Si avvicina la notte di San Lorenzo, quella in cui sarà maggiormente visibile per noi lo sciame delle Perseidi, chiamate anche “Lacrime di San Lorenzo” o semplicemente stelle cadenti; e quando il cielo di agosto si accende con questo spettacolo, sono in molti ad alzare gli occhi e ad aspettare di scorgere una scia luminosa, pronti a chiudere gli occhi e a sussurrare un desiderio. Ma da dove proviene questa tradizione? E cos’è che nel corso dei secoli ha trasformato un fenomeno celeste in un rituale quasi magico?
Come abbiamo appena accennato, le stelle cadenti non sono vere stelle ma frammenti di roccia e polvere, spesso residui di comete come la Swift-Tuttle, che bruciano entrando nell’atmosfera terrestre. Nel mese di agosto la Terra attraversa lo sciame meteorico delle Perseidi, regalandoci uno spettacolo di luci che sembra un dono del cosmo. Per gli scienziati si tratta di un fenomeno naturale affascinante ma spiegabile; per i nostri antenati, però, quelle scie luminose erano messaggi divini, segni di dei o spiriti che attraversavano il cielo. Ed è in questo intreccio di scienza e mito che nasce l’usanza di esprimere un desiderio.
Fin dall’antichità le stelle cadenti hanno ispirato storie straordinarie: nell’antica Grecia si pensava fossero anime che lasciavano il cielo per scendere sulla Terra, o che salivano verso l’Olimpo; secondo un celebre mito sarebbero i frammenti del corpo di Fetonte, figlio di Apollo, ucciso dalle saette di Zeus dopo aver perso il controllo del carro solare del padre e aver causato danni in cielo e in terra (tra cui la formazione dei deserti, a causa della troppa vicinanza del sole). I Romani le vedevano come presagi, a volte di buon auspicio e altre di sventura; il Cristianesimo le lega al martirio di San Lorenzo, associandole alle lacrime del santo mentre bruciava sulla graticola. In altre culture erano considerate frammenti di paradiso, spiriti in movimento o doni degli dei, rendendo naturale affidare loro un desiderio.

Ma perché un desiderio? Una stella cadente appare in un lampo e svanisce in pochi secondi, proprio come i momenti più preziosi della vita. Esprimere un desiderio in quel brevissimo lasso di tempo ci costringe a concentrarci su ciò che davvero vogliamo, a distillare i nostri sogni in una frase silenziosa.

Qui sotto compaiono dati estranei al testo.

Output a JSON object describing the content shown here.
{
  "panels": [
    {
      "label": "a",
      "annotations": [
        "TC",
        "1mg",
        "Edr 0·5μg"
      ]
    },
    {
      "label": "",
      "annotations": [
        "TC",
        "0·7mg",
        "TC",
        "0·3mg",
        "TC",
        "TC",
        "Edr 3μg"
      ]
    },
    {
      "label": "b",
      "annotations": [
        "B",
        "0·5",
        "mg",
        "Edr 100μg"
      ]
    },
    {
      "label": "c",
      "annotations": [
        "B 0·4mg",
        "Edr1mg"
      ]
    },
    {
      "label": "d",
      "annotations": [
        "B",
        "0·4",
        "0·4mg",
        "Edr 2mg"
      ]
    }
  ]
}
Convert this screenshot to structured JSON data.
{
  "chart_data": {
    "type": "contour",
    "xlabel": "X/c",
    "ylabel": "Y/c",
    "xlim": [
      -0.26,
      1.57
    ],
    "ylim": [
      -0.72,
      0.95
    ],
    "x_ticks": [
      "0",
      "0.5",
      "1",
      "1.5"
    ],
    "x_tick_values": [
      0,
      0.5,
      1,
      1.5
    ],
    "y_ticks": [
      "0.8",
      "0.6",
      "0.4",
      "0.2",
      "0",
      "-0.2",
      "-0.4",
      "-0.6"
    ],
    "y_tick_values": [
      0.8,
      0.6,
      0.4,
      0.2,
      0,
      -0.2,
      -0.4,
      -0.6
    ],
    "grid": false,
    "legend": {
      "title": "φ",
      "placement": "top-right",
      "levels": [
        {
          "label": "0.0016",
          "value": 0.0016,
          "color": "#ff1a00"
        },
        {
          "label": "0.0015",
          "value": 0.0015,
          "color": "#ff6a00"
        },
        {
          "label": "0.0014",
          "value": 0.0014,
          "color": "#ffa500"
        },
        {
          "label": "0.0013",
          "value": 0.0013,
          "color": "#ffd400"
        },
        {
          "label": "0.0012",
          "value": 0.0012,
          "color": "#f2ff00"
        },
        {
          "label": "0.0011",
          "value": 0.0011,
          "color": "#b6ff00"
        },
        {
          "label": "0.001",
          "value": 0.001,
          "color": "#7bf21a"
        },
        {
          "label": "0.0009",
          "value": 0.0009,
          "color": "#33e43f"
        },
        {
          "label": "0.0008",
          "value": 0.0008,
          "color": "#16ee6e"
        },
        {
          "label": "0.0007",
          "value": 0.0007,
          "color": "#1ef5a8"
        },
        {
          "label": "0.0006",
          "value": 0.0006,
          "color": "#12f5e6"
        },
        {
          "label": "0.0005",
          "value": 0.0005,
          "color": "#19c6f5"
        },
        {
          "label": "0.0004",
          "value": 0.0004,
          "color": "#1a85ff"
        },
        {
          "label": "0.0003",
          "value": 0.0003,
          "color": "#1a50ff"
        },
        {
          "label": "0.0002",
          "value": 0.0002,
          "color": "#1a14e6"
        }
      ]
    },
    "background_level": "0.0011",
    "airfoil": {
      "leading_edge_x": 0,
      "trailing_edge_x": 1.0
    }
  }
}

È un atto di fiducia, un modo di credere che il caso, o forse il destino, possa ascoltarci. Se, come scriveva l’astronomo Claudio Tolomeo nel II secolo, le stelle sono “specchi dell’anima umana”, guardarle ci spinge a cercare significato, a sperare che i nostri desideri trovino un posto nell’universo.
In Italia la tradizione è particolarmente sentita: sono migliaia le persone che si riuniscono su spiagge, colline o terrazze durante la notte di San Lorenzo, sperando di cogliere una scia luminosa: è un rito collettivo che unisce diverse generazioni, dai bambini che desiderano un giocattolo agli amanti che sognano un futuro insieme, agli anziani che chiedono salute o pace. In un mondo sempre più cinico e frenetico, fermarsi a guardare il cielo è un gesto di pausa, di meraviglia; le Perseidi ci ricordano che anche le cose più fugaci possono lasciare un segno, o almeno un momento per sognarlo.